Ist es aber doch nicht traurig, wenn man mit solch eiterndem Herzen die Eltern verlassen oder mit zerdrücktem Herzen bei ihnen untergehen muß?

Eilftes Kapitel. Wie es mir als Schulmeister-Adjutanten erging

Wie gesagt, ich stolperte über die Schwelle und blötschte an die Thüre. Deswegen empfing mich der Schulmeister nicht sehr freundlich. Ein ander Mal solle ich etwas süferliger thun, sagte er, sonst schieße ich ihm die Thüre ein. Während man mir eine Kachle mit Suppe auszuessen gab, betrachtete die Schulmeisterin mein Bündelchen und fragte, ob das meine Kleidleni alle seien? Da wurde ich rot bis über die Ohren und schämte mich und stotterte etwas. Mein Lebtag konnte ich nie lügen, daß es eine Gattig hatte. Sie merkte die Wahrheit und fragte wieder, es werde doch alles gewaschen sein? Wieder Röte und Stottern. Da zog sie ein gar saures Gesicht und sagte, fremden Dreck mangelten sie nicht, sie hätten deren selber genug, und mir alle Wochen zu waschen, dazu habe sie auch nicht Lust; ich könne sehen, wie ich es mache.

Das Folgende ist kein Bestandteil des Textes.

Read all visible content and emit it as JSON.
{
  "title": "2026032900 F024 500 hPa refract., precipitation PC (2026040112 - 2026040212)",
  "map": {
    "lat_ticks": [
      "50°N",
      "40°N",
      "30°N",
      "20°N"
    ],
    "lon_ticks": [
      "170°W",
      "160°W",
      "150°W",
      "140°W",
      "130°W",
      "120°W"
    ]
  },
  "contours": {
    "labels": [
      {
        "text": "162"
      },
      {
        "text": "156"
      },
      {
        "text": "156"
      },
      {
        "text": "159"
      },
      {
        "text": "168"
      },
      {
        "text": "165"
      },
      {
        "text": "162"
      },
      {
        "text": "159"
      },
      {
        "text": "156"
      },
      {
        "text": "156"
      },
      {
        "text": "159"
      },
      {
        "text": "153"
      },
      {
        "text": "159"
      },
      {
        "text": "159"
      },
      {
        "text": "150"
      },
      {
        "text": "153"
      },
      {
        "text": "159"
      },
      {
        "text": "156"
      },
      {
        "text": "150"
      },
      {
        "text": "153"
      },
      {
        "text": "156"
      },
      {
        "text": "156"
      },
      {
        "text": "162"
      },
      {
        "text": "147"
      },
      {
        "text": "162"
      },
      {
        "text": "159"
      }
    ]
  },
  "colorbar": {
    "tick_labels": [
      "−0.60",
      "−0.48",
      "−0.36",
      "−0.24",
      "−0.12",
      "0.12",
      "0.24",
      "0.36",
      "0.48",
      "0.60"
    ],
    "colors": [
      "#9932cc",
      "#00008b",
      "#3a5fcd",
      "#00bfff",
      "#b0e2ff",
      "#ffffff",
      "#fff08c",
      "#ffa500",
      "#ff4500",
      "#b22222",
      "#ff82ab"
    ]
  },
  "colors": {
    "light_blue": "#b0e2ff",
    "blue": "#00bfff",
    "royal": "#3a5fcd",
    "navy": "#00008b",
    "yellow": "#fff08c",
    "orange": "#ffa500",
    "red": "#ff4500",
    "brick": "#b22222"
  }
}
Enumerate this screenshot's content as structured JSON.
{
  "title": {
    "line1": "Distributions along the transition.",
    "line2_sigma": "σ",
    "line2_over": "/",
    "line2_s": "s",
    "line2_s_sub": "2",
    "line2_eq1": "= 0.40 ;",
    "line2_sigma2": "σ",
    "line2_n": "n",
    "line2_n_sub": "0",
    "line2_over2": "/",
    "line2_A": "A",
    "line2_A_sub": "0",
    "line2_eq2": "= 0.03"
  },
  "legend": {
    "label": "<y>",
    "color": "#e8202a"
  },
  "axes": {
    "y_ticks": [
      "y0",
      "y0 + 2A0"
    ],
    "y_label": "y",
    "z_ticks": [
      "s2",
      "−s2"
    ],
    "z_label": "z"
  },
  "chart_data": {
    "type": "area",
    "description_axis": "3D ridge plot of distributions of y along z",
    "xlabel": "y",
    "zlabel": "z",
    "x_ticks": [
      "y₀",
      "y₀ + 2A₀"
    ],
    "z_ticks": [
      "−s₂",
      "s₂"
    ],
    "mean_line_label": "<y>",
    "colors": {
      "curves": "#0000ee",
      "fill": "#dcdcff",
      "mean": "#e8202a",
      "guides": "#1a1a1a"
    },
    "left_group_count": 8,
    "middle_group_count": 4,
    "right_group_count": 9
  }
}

Ja, das war eine Frau wie eine Rüebräffle, oder wie ein Kässchaber; es lag aber auch eine bedeutende Bürde auf ihr. Der Mann war kränklich und bildete sich aber noch mehr Übel ein, als er hatte, und machte die, welche er hatte, größer als sie waren, verdökterlete bei allen Zungen- und Wasser-Gschauern, was er auf- und anbringen mochte, und selten verging ein Tag, wo er nicht im Ofenguggeli einen Hafen mit Trank zu stehen hatte. Die Frau mußte dafür sorgen, wenn man etwas anders als Trank im Hause haben wollte. Sie schien durchaus unbarmherzig. Der Mann mochte husten und berzen, so nötlich er wollte, sie zeigte ihm kein Mitleiden; wenn es gut ging, so sagte sie, es düech se, er sött afe möge höre. War sie aber üblerer Laune, so sagte sie ihm kurz und bündig, we-n-er neuis möchti thue u-n-er nit e so-n-e Fule wär, so hätt er o nit sövli z‘gruchse.

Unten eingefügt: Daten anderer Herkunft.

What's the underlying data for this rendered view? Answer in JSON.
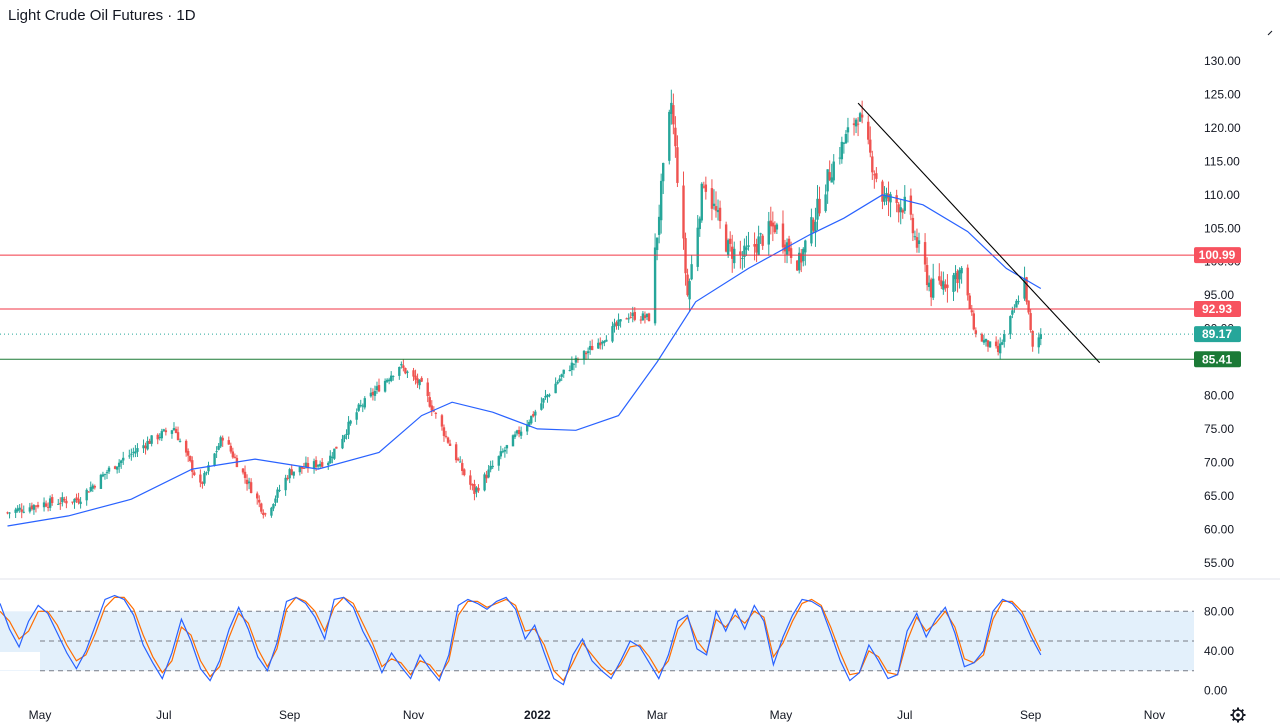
{
  "header": {
    "symbol": "Light Crude Oil Futures",
    "separator": "·",
    "interval": "1D"
  },
  "colors": {
    "up": "#26a69a",
    "down": "#ef5350",
    "ma": "#2962ff",
    "trendline": "#000000",
    "resistance": "#f23645",
    "support": "#1b7a36",
    "last": "#26a69a",
    "stoch_k": "#2962ff",
    "stoch_d": "#ff6d00",
    "stoch_band": "#e3f0fb"
  },
  "chart_data": [
    {
      "type": "candlestick",
      "title": "Light Crude Oil Futures · 1D",
      "x_ticks": [
        "May",
        "Jul",
        "Sep",
        "Nov",
        "2022",
        "Mar",
        "May",
        "Jul",
        "Sep",
        "Nov"
      ],
      "y_ticks": [
        "55.00",
        "60.00",
        "65.00",
        "70.00",
        "75.00",
        "80.00",
        "85.00",
        "90.00",
        "95.00",
        "100.00",
        "105.00",
        "110.00",
        "115.00",
        "120.00",
        "125.00",
        "130.00"
      ],
      "ylim": [
        55,
        130
      ],
      "price_labels": [
        {
          "value": 100.99,
          "text": "100.99",
          "kind": "resistance"
        },
        {
          "value": 92.93,
          "text": "92.93",
          "kind": "resistance"
        },
        {
          "value": 89.17,
          "text": "89.17",
          "kind": "last"
        },
        {
          "value": 85.41,
          "text": "85.41",
          "kind": "support"
        }
      ],
      "trendline": {
        "from": {
          "x": "2022-06-08",
          "y": 123.7
        },
        "to": {
          "x": "2022-10-05",
          "y": 84.9
        }
      },
      "close_path": [
        [
          "2021-04-15",
          62.5
        ],
        [
          "2021-05-01",
          63.8
        ],
        [
          "2021-05-20",
          64.5
        ],
        [
          "2021-06-05",
          69.2
        ],
        [
          "2021-06-25",
          73.4
        ],
        [
          "2021-07-06",
          75.2
        ],
        [
          "2021-07-19",
          66.4
        ],
        [
          "2021-07-30",
          73.9
        ],
        [
          "2021-08-20",
          62.2
        ],
        [
          "2021-09-01",
          68.6
        ],
        [
          "2021-09-20",
          70.3
        ],
        [
          "2021-10-05",
          78.0
        ],
        [
          "2021-10-25",
          84.5
        ],
        [
          "2021-11-05",
          81.4
        ],
        [
          "2021-11-26",
          68.2
        ],
        [
          "2021-12-01",
          65.6
        ],
        [
          "2021-12-15",
          71.5
        ],
        [
          "2021-12-29",
          76.8
        ],
        [
          "2022-01-15",
          83.8
        ],
        [
          "2022-02-01",
          88.2
        ],
        [
          "2022-02-15",
          92.0
        ],
        [
          "2022-02-25",
          91.6
        ],
        [
          "2022-03-03",
          110.6
        ],
        [
          "2022-03-08",
          123.7
        ],
        [
          "2022-03-16",
          95.0
        ],
        [
          "2022-03-24",
          112.3
        ],
        [
          "2022-04-05",
          102.0
        ],
        [
          "2022-04-12",
          100.6
        ],
        [
          "2022-04-28",
          105.4
        ],
        [
          "2022-05-10",
          99.8
        ],
        [
          "2022-05-26",
          114.1
        ],
        [
          "2022-06-08",
          122.1
        ],
        [
          "2022-06-20",
          109.5
        ],
        [
          "2022-07-01",
          108.4
        ],
        [
          "2022-07-14",
          95.8
        ],
        [
          "2022-07-29",
          98.6
        ],
        [
          "2022-08-05",
          89.0
        ],
        [
          "2022-08-16",
          86.5
        ],
        [
          "2022-08-29",
          97.0
        ],
        [
          "2022-09-02",
          86.9
        ],
        [
          "2022-09-06",
          89.17
        ]
      ],
      "sma_path": [
        [
          "2021-04-15",
          60.5
        ],
        [
          "2021-05-15",
          62.0
        ],
        [
          "2021-06-15",
          64.5
        ],
        [
          "2021-07-15",
          69.0
        ],
        [
          "2021-08-15",
          70.5
        ],
        [
          "2021-09-15",
          69.0
        ],
        [
          "2021-10-15",
          71.5
        ],
        [
          "2021-11-05",
          77.0
        ],
        [
          "2021-11-20",
          79.0
        ],
        [
          "2021-12-10",
          77.5
        ],
        [
          "2022-01-01",
          75.0
        ],
        [
          "2022-01-20",
          74.8
        ],
        [
          "2022-02-10",
          77.0
        ],
        [
          "2022-03-01",
          85.0
        ],
        [
          "2022-03-20",
          94.0
        ],
        [
          "2022-04-15",
          99.0
        ],
        [
          "2022-05-15",
          104.0
        ],
        [
          "2022-06-01",
          106.5
        ],
        [
          "2022-06-20",
          110.0
        ],
        [
          "2022-07-10",
          108.5
        ],
        [
          "2022-08-01",
          104.5
        ],
        [
          "2022-08-20",
          99.0
        ],
        [
          "2022-09-06",
          96.0
        ]
      ]
    },
    {
      "type": "line",
      "title": "",
      "y_ticks": [
        "0.00",
        "40.00",
        "80.00"
      ],
      "ylim": [
        0,
        100
      ],
      "bands": [
        20,
        50,
        80
      ],
      "series": [
        {
          "values": [
            88,
            62,
            44,
            70,
            86,
            78,
            58,
            38,
            22,
            40,
            66,
            92,
            96,
            92,
            76,
            46,
            28,
            12,
            38,
            72,
            50,
            22,
            10,
            30,
            62,
            84,
            62,
            34,
            20,
            48,
            90,
            94,
            88,
            74,
            52,
            92,
            94,
            84,
            60,
            42,
            18,
            38,
            24,
            12,
            36,
            22,
            10,
            36,
            86,
            92,
            88,
            82,
            90,
            94,
            82,
            52,
            66,
            38,
            12,
            6,
            36,
            52,
            30,
            20,
            12,
            30,
            50,
            44,
            28,
            12,
            36,
            70,
            76,
            42,
            36,
            80,
            60,
            82,
            62,
            86,
            70,
            26,
            54,
            76,
            92,
            90,
            84,
            58,
            30,
            10,
            18,
            46,
            30,
            12,
            16,
            60,
            78,
            54,
            72,
            84,
            58,
            24,
            28,
            40,
            80,
            92,
            88,
            76,
            54,
            36
          ]
        },
        {
          "values": [
            80,
            70,
            52,
            60,
            80,
            80,
            66,
            46,
            30,
            36,
            58,
            84,
            94,
            94,
            82,
            56,
            34,
            18,
            30,
            64,
            56,
            30,
            14,
            24,
            54,
            78,
            68,
            42,
            24,
            42,
            82,
            94,
            90,
            80,
            60,
            84,
            94,
            88,
            68,
            48,
            24,
            32,
            28,
            16,
            30,
            26,
            14,
            30,
            76,
            90,
            90,
            84,
            88,
            92,
            86,
            60,
            62,
            46,
            20,
            10,
            28,
            48,
            36,
            24,
            16,
            26,
            44,
            46,
            34,
            18,
            30,
            62,
            74,
            50,
            38,
            72,
            64,
            76,
            68,
            80,
            74,
            34,
            48,
            70,
            88,
            92,
            86,
            64,
            38,
            16,
            18,
            40,
            34,
            18,
            16,
            50,
            74,
            60,
            68,
            80,
            64,
            32,
            28,
            36,
            72,
            90,
            90,
            80,
            60,
            40
          ]
        }
      ]
    }
  ]
}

Damals schien mir das gar hart zu sein; es war noch härter, als mein Vater gegen die Mutter war. Spätere Erfahrungen aber haben mich belehrt, daß Not resolutere Weiber so bilden muß, und daß ein Mann, der nur immer an sich denkt und jedem Winde ablost, eine Frau fast die Wände auftreiben, ihr endlich jedes Mitleiden nehmen und den Glauben beibringen muß, seine vorgegebenen Übel seien entweder gar keine, oder zehnmal kleiner, als er sie mache. Wo Geld genug ist, wird nur die Geduld auf die Probe gesetzt; wo das aber mangelt und der ganzen Haushaltung der Untergang droht, da wird wohl, während das eine Trank trinkt, dem andern das ganze Gemüt versäuret.

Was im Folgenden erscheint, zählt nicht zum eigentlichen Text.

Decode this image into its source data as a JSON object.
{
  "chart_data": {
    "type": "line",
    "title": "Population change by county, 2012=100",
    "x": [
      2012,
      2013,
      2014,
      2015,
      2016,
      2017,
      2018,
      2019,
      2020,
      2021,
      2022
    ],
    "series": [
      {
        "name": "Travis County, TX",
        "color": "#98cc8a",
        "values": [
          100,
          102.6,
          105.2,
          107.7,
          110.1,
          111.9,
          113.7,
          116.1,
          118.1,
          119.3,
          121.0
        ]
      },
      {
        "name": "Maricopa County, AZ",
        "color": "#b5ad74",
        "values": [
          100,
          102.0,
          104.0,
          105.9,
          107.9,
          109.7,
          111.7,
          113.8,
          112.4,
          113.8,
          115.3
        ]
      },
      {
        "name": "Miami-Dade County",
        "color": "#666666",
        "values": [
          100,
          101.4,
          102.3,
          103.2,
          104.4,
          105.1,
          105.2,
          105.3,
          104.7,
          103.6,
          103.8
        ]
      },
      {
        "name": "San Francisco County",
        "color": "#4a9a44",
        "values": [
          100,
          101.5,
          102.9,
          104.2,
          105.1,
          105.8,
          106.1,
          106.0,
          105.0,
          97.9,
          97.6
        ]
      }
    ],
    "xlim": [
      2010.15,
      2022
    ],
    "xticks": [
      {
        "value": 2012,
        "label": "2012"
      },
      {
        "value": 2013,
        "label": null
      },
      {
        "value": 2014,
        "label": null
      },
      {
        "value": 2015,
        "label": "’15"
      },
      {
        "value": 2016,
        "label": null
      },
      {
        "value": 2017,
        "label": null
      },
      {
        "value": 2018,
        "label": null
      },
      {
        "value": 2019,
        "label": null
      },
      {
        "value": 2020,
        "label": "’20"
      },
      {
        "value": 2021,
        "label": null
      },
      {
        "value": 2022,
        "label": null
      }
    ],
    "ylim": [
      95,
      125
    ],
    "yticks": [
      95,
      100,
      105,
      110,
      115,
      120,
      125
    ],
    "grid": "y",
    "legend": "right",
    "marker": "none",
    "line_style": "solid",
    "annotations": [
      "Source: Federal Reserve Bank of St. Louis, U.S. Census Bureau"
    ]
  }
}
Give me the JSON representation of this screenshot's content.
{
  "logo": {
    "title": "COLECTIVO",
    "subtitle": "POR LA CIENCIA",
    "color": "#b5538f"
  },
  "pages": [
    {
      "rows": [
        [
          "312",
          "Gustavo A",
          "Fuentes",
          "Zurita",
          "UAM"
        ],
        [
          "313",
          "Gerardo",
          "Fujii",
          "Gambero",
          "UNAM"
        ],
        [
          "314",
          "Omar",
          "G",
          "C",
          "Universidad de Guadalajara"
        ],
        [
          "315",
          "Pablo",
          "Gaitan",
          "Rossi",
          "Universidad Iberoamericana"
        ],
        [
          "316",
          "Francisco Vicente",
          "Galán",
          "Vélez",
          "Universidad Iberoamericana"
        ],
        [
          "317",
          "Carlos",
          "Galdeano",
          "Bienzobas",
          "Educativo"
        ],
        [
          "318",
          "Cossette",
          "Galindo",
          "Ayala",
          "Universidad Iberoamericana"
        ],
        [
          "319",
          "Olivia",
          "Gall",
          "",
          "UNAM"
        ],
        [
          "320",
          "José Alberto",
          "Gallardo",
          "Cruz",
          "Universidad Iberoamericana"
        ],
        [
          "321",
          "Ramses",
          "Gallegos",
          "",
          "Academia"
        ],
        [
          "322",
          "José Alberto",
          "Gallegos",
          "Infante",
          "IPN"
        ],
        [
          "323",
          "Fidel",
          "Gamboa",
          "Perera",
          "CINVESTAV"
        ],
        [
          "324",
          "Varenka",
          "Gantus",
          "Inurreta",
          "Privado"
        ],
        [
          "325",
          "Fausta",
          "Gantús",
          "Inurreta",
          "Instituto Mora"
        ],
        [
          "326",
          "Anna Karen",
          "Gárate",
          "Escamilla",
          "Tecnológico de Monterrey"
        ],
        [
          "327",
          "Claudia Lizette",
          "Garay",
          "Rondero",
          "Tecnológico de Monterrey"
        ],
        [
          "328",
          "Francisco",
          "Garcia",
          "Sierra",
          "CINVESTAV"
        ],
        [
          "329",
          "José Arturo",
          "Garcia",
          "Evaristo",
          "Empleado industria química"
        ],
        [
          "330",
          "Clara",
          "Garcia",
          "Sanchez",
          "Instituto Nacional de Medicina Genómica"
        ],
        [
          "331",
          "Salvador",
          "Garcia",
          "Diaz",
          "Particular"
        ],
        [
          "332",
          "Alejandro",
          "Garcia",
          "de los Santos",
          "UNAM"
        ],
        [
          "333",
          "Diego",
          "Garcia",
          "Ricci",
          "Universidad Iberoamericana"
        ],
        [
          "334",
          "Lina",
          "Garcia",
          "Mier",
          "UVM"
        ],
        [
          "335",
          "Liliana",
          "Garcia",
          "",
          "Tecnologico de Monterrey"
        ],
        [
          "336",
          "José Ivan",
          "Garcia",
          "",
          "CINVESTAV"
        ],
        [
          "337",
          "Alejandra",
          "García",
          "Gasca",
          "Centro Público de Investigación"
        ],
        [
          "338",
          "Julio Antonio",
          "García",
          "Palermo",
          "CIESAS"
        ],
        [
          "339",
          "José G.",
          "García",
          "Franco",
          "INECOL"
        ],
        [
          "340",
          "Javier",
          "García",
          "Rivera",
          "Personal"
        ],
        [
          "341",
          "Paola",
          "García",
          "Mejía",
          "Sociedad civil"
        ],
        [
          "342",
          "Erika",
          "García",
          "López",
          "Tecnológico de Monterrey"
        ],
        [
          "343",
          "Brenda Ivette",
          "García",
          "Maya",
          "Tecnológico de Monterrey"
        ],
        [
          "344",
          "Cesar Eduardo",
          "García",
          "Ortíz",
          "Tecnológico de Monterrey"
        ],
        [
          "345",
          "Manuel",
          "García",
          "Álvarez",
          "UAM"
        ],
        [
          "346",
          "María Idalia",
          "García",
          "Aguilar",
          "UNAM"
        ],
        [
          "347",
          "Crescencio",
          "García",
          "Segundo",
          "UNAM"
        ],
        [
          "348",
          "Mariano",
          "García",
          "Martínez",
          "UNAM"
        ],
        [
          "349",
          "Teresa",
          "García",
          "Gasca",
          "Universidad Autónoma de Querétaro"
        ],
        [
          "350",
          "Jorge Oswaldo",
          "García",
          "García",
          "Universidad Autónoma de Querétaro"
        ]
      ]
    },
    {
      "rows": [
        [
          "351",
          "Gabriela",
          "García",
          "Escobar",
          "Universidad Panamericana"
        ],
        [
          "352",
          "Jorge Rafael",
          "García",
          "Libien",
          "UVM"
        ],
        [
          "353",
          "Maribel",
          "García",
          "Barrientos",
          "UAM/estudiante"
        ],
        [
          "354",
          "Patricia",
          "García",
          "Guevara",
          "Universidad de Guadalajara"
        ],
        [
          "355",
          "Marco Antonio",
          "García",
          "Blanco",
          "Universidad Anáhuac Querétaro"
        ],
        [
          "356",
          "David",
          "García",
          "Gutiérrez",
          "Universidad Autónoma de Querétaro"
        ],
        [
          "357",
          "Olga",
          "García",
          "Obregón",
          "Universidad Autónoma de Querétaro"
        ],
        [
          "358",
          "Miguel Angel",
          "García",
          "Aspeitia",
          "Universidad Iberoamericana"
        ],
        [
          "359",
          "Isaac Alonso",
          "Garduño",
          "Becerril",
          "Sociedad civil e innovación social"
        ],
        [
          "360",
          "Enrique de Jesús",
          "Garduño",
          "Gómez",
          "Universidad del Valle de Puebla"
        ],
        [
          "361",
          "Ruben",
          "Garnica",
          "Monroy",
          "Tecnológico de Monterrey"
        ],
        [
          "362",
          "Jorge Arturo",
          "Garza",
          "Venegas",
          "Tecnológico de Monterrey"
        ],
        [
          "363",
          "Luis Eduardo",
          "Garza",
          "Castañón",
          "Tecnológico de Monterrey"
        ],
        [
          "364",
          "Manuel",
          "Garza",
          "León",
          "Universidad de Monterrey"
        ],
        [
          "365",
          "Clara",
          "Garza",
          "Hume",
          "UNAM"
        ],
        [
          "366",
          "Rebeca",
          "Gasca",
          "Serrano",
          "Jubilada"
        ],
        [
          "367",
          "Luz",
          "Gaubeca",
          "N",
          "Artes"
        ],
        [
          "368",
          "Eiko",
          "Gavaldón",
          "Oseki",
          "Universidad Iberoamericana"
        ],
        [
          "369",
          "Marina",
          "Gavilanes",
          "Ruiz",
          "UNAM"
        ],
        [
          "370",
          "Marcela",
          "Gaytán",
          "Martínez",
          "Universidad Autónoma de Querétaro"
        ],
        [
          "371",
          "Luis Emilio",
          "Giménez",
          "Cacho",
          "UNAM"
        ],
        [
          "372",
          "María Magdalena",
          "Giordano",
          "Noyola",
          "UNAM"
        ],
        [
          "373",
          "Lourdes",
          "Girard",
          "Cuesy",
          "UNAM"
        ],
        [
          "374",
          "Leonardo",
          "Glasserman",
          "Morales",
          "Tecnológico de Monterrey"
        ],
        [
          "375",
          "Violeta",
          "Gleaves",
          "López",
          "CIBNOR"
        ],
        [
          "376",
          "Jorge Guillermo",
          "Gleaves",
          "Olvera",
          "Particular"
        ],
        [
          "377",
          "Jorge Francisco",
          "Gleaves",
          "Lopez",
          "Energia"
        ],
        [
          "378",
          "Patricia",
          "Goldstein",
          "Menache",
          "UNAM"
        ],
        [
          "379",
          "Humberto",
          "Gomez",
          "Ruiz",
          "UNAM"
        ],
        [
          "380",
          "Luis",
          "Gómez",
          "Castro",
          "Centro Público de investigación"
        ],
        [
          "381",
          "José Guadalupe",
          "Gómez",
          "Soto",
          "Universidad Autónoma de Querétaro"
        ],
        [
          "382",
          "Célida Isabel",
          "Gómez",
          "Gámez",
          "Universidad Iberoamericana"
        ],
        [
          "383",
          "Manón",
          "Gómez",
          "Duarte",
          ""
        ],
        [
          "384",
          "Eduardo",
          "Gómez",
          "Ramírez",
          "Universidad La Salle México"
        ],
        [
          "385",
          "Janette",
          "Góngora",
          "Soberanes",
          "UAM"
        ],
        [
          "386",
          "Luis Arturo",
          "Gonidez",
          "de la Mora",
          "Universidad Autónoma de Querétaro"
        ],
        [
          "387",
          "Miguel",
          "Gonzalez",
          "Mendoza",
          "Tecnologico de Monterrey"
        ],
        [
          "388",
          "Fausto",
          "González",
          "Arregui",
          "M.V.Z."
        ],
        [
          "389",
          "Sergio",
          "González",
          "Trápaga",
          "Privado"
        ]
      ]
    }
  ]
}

So war mein Empfang kein freundlicher, und unfreundlich blieb der ganze Abend. Abgebrochenes fragte man mich, und in der Betonung jeglichen Wortes lag der Vorwurf, ich sei ein unwillkommener, aufgedrungener Gast. Endlich wurde ich in die Kammer zum Schlafen gewiesen, die ich mit der fünfzehnjährigen Tochter teilen mußte; ein Mädchen, dessen Zunge spitzig, dessen Augen lüstern waren. Ach, zum ersten Mal in meinem Leben schlief ich unter fremdem Dach, neben fremden Menschen, Da zog sich mir die Brust gar enge zusammen und gerne wäre ich wieder daheim gewesen. Ach, es ist doch noch viel leichter, bei unfreundlichen Eltern zu wohnen in der heimischen Umgebung, als bei unfreundlichen, unbekannten Menschen in einem fremden Hause, in unbekanntem Dorfe!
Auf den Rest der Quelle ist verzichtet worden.